The Tata brands have always been blessed to enjoy the trust of Indian consumers. As we reimagine experiences for the digital consumers, we should leverage data privacy, protection and assurance as a competitive advantage. At the core of it, we should respect privacy as a fundamental right. Here is a set of seven easy-to-follow tenets to get us started.
1. You shall not be greedy: Ask as much data as you need, not as much data as you can get. Why ask for the hobbies when all the consumer wants is to order a burger?
2. Think before acting: As we build experiences, brands should look to incorporate privacy in the design itself and build robust consent mechanisms. These should be incorporated while building systems and not ‘layered’.

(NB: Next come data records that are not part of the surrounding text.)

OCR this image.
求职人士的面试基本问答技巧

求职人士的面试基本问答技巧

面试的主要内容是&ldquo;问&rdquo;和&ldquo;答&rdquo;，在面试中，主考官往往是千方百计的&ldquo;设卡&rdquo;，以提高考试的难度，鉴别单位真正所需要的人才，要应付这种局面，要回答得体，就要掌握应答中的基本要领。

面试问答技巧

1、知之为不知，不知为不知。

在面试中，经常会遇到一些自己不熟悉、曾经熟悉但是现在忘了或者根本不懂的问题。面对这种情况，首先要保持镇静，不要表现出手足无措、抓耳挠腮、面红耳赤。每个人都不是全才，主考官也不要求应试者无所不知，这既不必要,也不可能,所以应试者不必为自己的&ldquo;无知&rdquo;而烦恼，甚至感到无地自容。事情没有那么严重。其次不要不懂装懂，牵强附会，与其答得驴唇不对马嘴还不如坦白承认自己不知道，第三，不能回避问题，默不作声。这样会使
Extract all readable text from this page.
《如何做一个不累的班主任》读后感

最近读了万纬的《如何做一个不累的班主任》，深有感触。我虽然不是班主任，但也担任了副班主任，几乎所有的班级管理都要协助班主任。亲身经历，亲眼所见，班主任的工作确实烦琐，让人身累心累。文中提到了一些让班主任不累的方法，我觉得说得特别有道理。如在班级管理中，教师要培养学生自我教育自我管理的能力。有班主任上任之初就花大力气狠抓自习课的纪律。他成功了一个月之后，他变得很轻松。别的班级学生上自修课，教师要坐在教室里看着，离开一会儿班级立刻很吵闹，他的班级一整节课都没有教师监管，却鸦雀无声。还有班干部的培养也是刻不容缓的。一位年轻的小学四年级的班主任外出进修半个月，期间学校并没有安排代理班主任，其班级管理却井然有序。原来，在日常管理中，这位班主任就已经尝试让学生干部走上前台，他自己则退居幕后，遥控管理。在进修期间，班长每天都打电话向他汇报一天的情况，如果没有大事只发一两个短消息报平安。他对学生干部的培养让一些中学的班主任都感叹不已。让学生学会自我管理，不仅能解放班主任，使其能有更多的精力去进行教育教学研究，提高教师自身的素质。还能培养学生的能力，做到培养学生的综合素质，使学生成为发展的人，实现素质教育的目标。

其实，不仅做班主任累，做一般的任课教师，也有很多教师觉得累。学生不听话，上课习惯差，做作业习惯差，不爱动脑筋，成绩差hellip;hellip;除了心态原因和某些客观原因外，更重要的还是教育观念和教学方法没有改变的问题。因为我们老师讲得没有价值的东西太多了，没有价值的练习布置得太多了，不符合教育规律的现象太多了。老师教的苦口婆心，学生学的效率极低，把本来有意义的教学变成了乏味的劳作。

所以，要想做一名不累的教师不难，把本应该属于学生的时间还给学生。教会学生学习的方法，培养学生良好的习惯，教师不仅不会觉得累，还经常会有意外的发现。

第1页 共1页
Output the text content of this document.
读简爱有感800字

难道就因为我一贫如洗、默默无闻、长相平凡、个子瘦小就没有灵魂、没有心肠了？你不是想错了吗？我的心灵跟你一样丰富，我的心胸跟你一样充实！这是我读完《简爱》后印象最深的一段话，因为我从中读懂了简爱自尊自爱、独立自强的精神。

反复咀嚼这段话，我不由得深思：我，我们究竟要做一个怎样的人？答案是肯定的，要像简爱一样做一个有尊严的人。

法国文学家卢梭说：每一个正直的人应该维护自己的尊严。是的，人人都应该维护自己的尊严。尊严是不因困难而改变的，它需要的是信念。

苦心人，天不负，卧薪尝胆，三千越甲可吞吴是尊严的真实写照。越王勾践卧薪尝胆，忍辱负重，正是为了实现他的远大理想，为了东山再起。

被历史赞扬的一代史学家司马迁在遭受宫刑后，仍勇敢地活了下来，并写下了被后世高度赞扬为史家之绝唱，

3. Glass houses are best: Adopt simple mechanisms to share the purpose of data collection with the consumer. Inform the consumers in a simple and truthful manner and be rewarded with their trust. Communicate often to convey the changes simply.
4. Build deeper connects: Businesses will need to build tie-ups, leverage data and deliver unique experiences to engage the consumer. While digital business ecosystems will be natural winners, businesses will need to exercise caution about who they partner with and have effective data sharing norms.
5. In god we trust, but still deploy the aircraft carrier: As businesses acquire more data, it becomes a fiduciary duty to protect it. Businesses will need to build enough cybersecurity measures to protect systems and data and, more importantly, the consumer.
6. Enjoy a data detox: Brands should periodically evaluate the data elements which are stored. If not being used and/or not needed from a regulatory perspective, it may be best to do a clean up to reduce risk exposure.
7. You shall not covet: Each business will have different paths to reach the holy grail of happy consumer, happy regulator and happy shareholders. What works for a business is purely dependent on its business model.
In summary, if our businesses process only the data they should, make the right asks of teams, be transparent, and carry their share of the responsibility with honour and not mere compliance, we will not only build ‘privacy’ into the DNA of our businesses but also put our brands into the baskets of the growing digital generation.